Espancado e morto por dois seguranças brancos em uma unidade do supermercado Carrefour em Porto Alegre (RS), o soldador João Alberto Silveira Freitas, negro, 40 anos, foi sepultado, na manhã de ontem, no Cemitério Municipal de São João, na capital gaúcha. O velório teve início às 8h e o enterro foi pouco antes de meio-dia. Ele deixou a mulher e quatro filhos. Amigos e familiares estiveram no local prestando homenagens. No caixão, uma bandeira do Esporte Clube São José, time para o qual João Alberto torcia.
Pai de Beto, como era conhecido, João Batista Rodrigues Freitas, de 65 anos, disse que se tratou de crime de racismo. “Quando eu cheguei lá, perguntei para o segurança: ‘O que ocasionou essa agressão tão bárbara assim desse jeito? Ele roubou, mexeu com algum cliente?’ Ele disse que tinha levado um soco no supercílio. Ele não tinha nenhum hematoma, e nem sangrou, nada. ‘Mas, por causa de um soco… Tu poderias ter revidado, precisava ter matado?’, disse, em entrevista à CNN, no cemitério. “(Com) Uma pessoa branca de olhos azuis não acontece uma coisa dessas”, afirmou.
No local, a companheira de Beto, Milena Borges, pediu por justiça. “Só quero justiça. Só quero que paguem o que fizeram com ele, só isso. Não merecia morrer assim”, disse à TV Globo. Milena testemunhou as agressões sofridas por Beto até o momento em que ele morreu.
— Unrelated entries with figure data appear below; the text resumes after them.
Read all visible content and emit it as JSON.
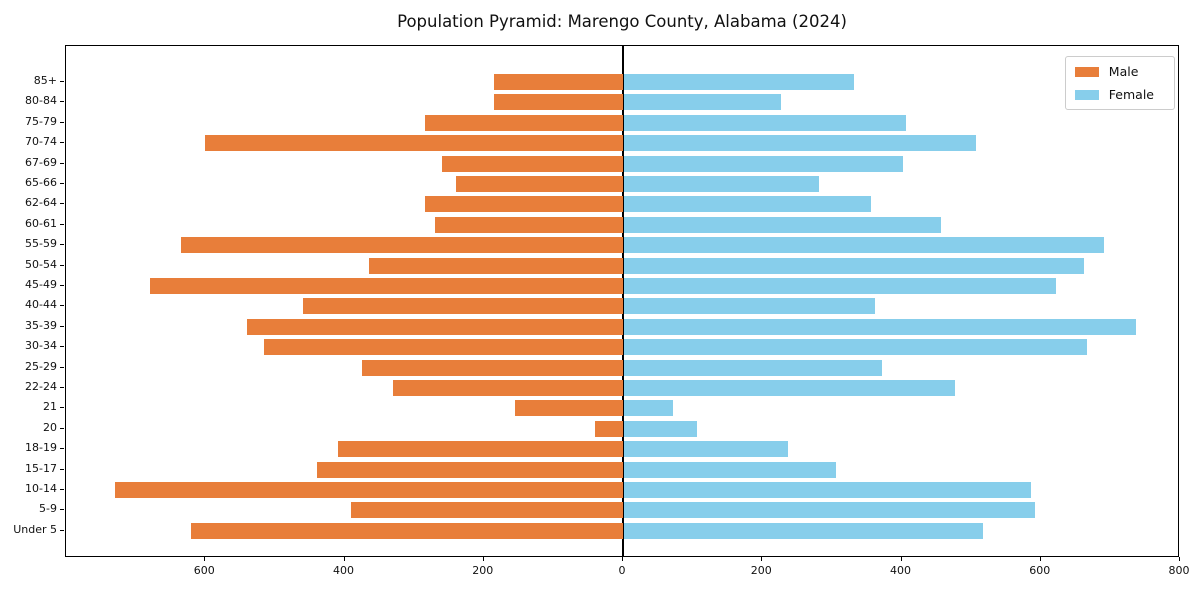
{
  "title": "Population Pyramid: Marengo County, Alabama (2024)",
  "legend": {
    "male_label": "Male",
    "female_label": "Female",
    "position": "upper right"
  },
  "colors": {
    "male": "#e87e3a",
    "female": "#87ceeb",
    "axis": "#000000",
    "background": "#ffffff",
    "legend_border": "#cccccc"
  },
  "chart_data": {
    "type": "bar",
    "subtype": "population-pyramid",
    "orientation": "horizontal",
    "title": "Population Pyramid: Marengo County, Alabama (2024)",
    "xlabel": "",
    "ylabel": "",
    "grid": false,
    "legend_position": "upper right",
    "xlim": [
      -800,
      800
    ],
    "xticks": [
      -600,
      -400,
      -200,
      0,
      200,
      400,
      600,
      800
    ],
    "xtick_labels": [
      "600",
      "400",
      "200",
      "0",
      "200",
      "400",
      "600",
      "800"
    ],
    "categories": [
      "85+",
      "80-84",
      "75-79",
      "70-74",
      "67-69",
      "65-66",
      "62-64",
      "60-61",
      "55-59",
      "50-54",
      "45-49",
      "40-44",
      "35-39",
      "30-34",
      "25-29",
      "22-24",
      "21",
      "20",
      "18-19",
      "15-17",
      "10-14",
      "5-9",
      "Under 5"
    ],
    "series": [
      {
        "name": "Male",
        "side": "left",
        "color": "#e87e3a",
        "values": [
          185,
          185,
          285,
          600,
          260,
          240,
          285,
          270,
          635,
          365,
          680,
          460,
          540,
          515,
          375,
          330,
          155,
          40,
          410,
          440,
          730,
          390,
          620
        ]
      },
      {
        "name": "Female",
        "side": "right",
        "color": "#87ceeb",
        "values": [
          330,
          225,
          405,
          505,
          400,
          280,
          355,
          455,
          690,
          660,
          620,
          360,
          735,
          665,
          370,
          475,
          70,
          105,
          235,
          305,
          585,
          590,
          515
        ]
      }
    ]
  }
}
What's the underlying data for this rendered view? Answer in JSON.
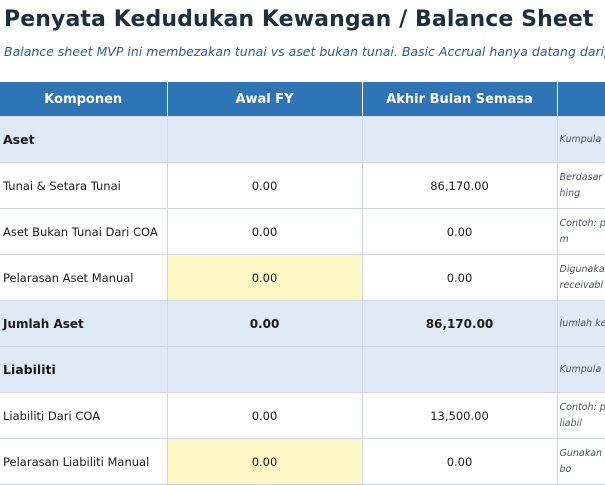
{
  "title": "Penyata Kedudukan Kewangan / Balance Sheet",
  "subtitle": "Balance sheet MVP ini membezakan tunai vs aset bukan tunai. Basic Accrual hanya datang daripad",
  "columns": {
    "komponen": "Komponen",
    "awal": "Awal FY",
    "akhir": "Akhir Bulan Semasa",
    "nota": ""
  },
  "rows": [
    {
      "type": "section",
      "label": "Aset",
      "awal": "",
      "akhir": "",
      "note": "Kumpula"
    },
    {
      "type": "line",
      "label": "Tunai & Setara Tunai",
      "awal": "0.00",
      "akhir": "86,170.00",
      "note": "Berdasar tunai hing"
    },
    {
      "type": "line",
      "label": "Aset Bukan Tunai Dari COA",
      "awal": "0.00",
      "akhir": "0.00",
      "note": "Contoh: p direkod m"
    },
    {
      "type": "manual",
      "label": "Pelarasan Aset Manual",
      "awal": "0.00",
      "akhir": "0.00",
      "note": "Digunaka receivabl"
    },
    {
      "type": "total",
      "label": "Jumlah Aset",
      "awal": "0.00",
      "akhir": "86,170.00",
      "note": "Jumlah ke"
    },
    {
      "type": "section",
      "label": "Liabiliti",
      "awal": "",
      "akhir": "",
      "note": "Kumpula"
    },
    {
      "type": "line",
      "label": "Liabiliti Dari COA",
      "awal": "0.00",
      "akhir": "13,500.00",
      "note": "Contoh: p COA liabil"
    },
    {
      "type": "manual",
      "label": "Pelarasan Liabiliti Manual",
      "awal": "0.00",
      "akhir": "0.00",
      "note": "Gunakan belum bo"
    }
  ]
}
O homem foi espancado na saída do mercado na noite da última quinta-feira. Imagens gravadas por pessoas no local mostraram dois homens brancos agredindo Beto e, em seguida, socorristas prestando socorro. Ele, no entanto, já estava morto. Os agressores, dois vigilantes do mercado, sendo um deles policial militar temporário, foram presos em flagrante por homicídio triplamente qualificado.
A causa da morte, segundo análises iniciais do Instituto Geral de Perícias do RS (IGP-RS), foi asfixia. Os laudos definitivos serão concluídos nos próximos dias.
Imagens do circuito interno do mercado, divulgadas, ontem, pela TV Globo, mostram João Alberto sendo seguido pelos dois seguranças até a saída do mercado. Quando está na porta, ele desfere um soco contra um deles e, imediatamente, começa a ser agredido e é jogado no chão. Um terceiro homem chega e fica também em cima de João. Durante todo tempo, uma mulher, que aparenta ser também funcionária do mercado, filma parte da ação.
Apesar de imobilizado, Beto continua sendo agredido. Depois de mais de um minuto é possível ver a companheira de João tentando impedir as agressões, mas ela é afastada por seguranças. João Alberto fica imobilizado no chão, com dois seguranças com os joelhos em suas costas. Assim eles ficam por cerca de dois minutos, até que é possível ver que as pernas de Beto param de se mexer.
Dia triste
Em nota, a rede Carrefour afirmou que 20 de novembro “foi o mais triste da história” da empresa. “Daremos todo o apoio à família de João Alberto Silveira Freitas e, em respeito a ele, nossa loja de Passo D’Areia fechou ontem (sexta-feira) e permanecerá fechada hoje (sábado). Além disso, todo o resultado das vendas do dia 20 de novembro das lojas Carrefour Hipermercados será doado para entidades ligadas à luta pela consciência negra.”
A rede garantiu que, ontem, reforçou o treinamento antirracista com todos funcionários da empresa e terceirizados. “Nada trará a vida de João Alberto de volta, mas estamos certos de que este momento de profundo pesar se converterá em ações concretas que impedirão que tragédias como essa se repitam”, pontuou.
O CEO global do grupo, Alexandre Bompard, publicou em seu Twitter que “as imagens postadas nas redes sociais são insuportáveis”. “Meus valores e os valores do Carrefour não compactuam com racismo e violência”, escreveu.
Apesar de o Carrefour reconhecer o erro, o assassinato levou a Iniciativa Empresarial pela Igualdade Racial excluir a rede do movimento. A organização reúne 73 signatários, entre as quais Petrobras, Ambev e Coca-Cola.